脳トレの真実

Natureに脳トレで認知機能の改善は見られないという論文が掲載された。


Putting brain training to the test(現時点ではPDFが大学外からも見られます。)


それに関するNature newsの記事
No gain from brain training


読売新聞でも紹介
「脳トレ」効果に疑問…英で1万人実験


とまあ、東北大の川島先生としては非常に厳しい立場だろう。。


でも、冷静に考えてみると、なぜ川島先生は脳トレ・大人のドリル云々を言い出したんだろう?最初は高齢者に簡単な計算やらをやってもらうことにより、高齢者における軽度の認知機能の低下を防ごうという話だったはず(NHKの何かの特集でやっていた)。それがいつのまにやら、ドリルをやると頭が良くなると言う話にすりかわってしまい、ダークサイドに落ち込んでしまった。。


高齢者のデイケアで行われているような「むすんで・ひらいて」を歌う等のプログラムは痴呆が進んでいない人にとってはちょっと馬鹿にされているような印象を持たれてしまうが、「ドリル」は軽度の認知機能低下がある人達への作業療法としては非常に画期的なプログラムだといえる。


要は「意欲的に普段と違うことをする(特に体を動かす)」と言うのが非常に大事なのであって、それが達成出来るのであれば要するになんでも良いと思う。「ドリル」をその観点から見てみると

  • 毎回客観的な点数(秒数)が出るので、次回への意欲を維持しやすい。
  • 点数を周りの人と比較でき、これまた意欲を維持しやすい (競争心も出てくる)

と意欲を維持しやすいシステムになっている。
また、当初のようなどこかに人を集めてドリルをやる方式だと、さらに副次的な効果として

  • ドリルをやるために、必ず外に出てくる
  • 外に出ることにより、いろいろな人と会話をする


と言うことで、非常に画期的なプログラムでこれを全国で実践すれば、医療費の削減に非常に貢献ではないかと言う期待を当時は持ったものだ。

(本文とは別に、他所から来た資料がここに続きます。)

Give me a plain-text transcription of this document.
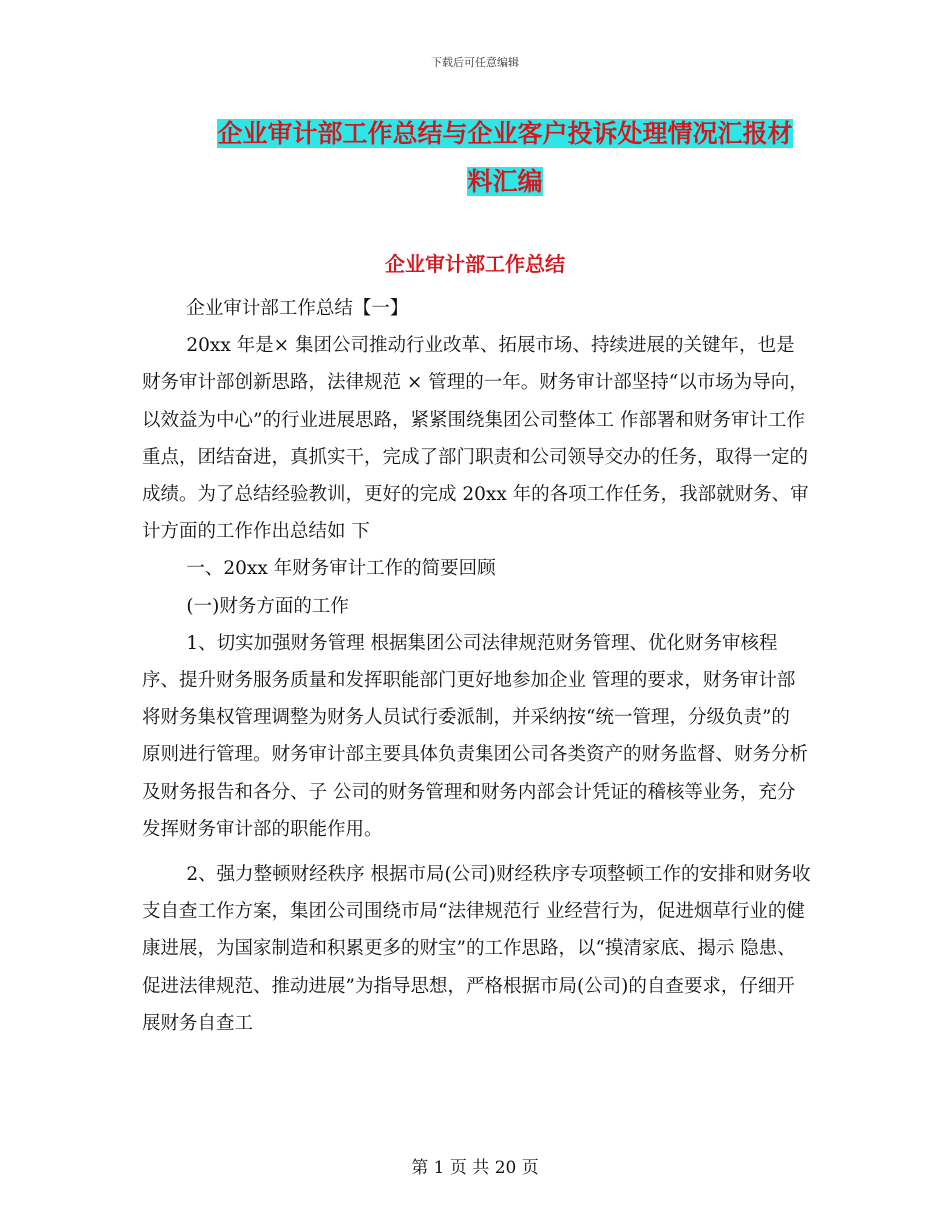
下载后可任意编辑
企业审计部工作总结与企业客户投诉处理情况汇报材
料汇编
企业审计部工作总结

企业审计部工作总结【一】

20xx 年是× 集团公司推动行业改革、拓展市场、持续进展的关键年，也是财务审计部创新思路，法律规范 × 管理的一年。财务审计部坚持“以市场为导向，以效益为中心”的行业进展思路，紧紧围绕集团公司整体工 作部署和财务审计工作重点，团结奋进，真抓实干，完成了部门职责和公司领导交办的任务，取得一定的 成绩。为了总结经验教训，更好的完成 20xx 年的各项工作任务，我部就财务、审计方面的工作作出总结如 下

一、20xx 年财务审计工作的简要回顾

(一)财务方面的工作

1、切实加强财务管理 根据集团公司法律规范财务管理、优化财务审核程序、提升财务服务质量和发挥职能部门更好地参加企业 管理的要求，财务审计部将财务集权管理调整为财务人员试行委派制，并采纳按“统一管理，分级负责”的 原则进行管理。财务审计部主要具体负责集团公司各类资产的财务监督、财务分析及财务报告和各分、子 公司的财务管理和财务内部会计凭证的稽核等业务，充分发挥财务审计部的职能作用。

2、强力整顿财经秩序 根据市局(公司)财经秩序专项整顿工作的安排和财务收支自查工作方案，集团公司围绕市局“法律规范行 业经营行为，促进烟草行业的健康进展，为国家制造和积累更多的财宝”的工作思路，以“摸清家底、揭示 隐患、促进法律规范、推动进展”为指导思想，严格根据市局(公司)的自查要求，仔细开展财务自查工

第 1 页 共 20 页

なぜ効果があったか?という点に関しては、個人的には上記のような理由であって、「ドリル」が一義的な答えではないと思っている。科学的な根拠はpoorな話であったが、臨床の場合は論より証拠である場合も多々あって、要するに効果があるのならば根拠は後からついてきても全く構わないだろう。公衆衛生としては、このプログラムの人類?への貢献は、僕らがやってる「くだらない研究」なんかよりもよっぽど大きいと思う。


なのに、それがいつの間にやら、健常成人で頭が良くなると言う話にすりかわってしまったのは何時からなのだろうか?


その辺のいきさつは分からないが、我々のようにヒトの認知神経科学なんかをやっていると、ダークサイドへの転落の誘惑に駆られることが比較的起こりやすいので、その辺はきっちりしていかなあかんなーと思う。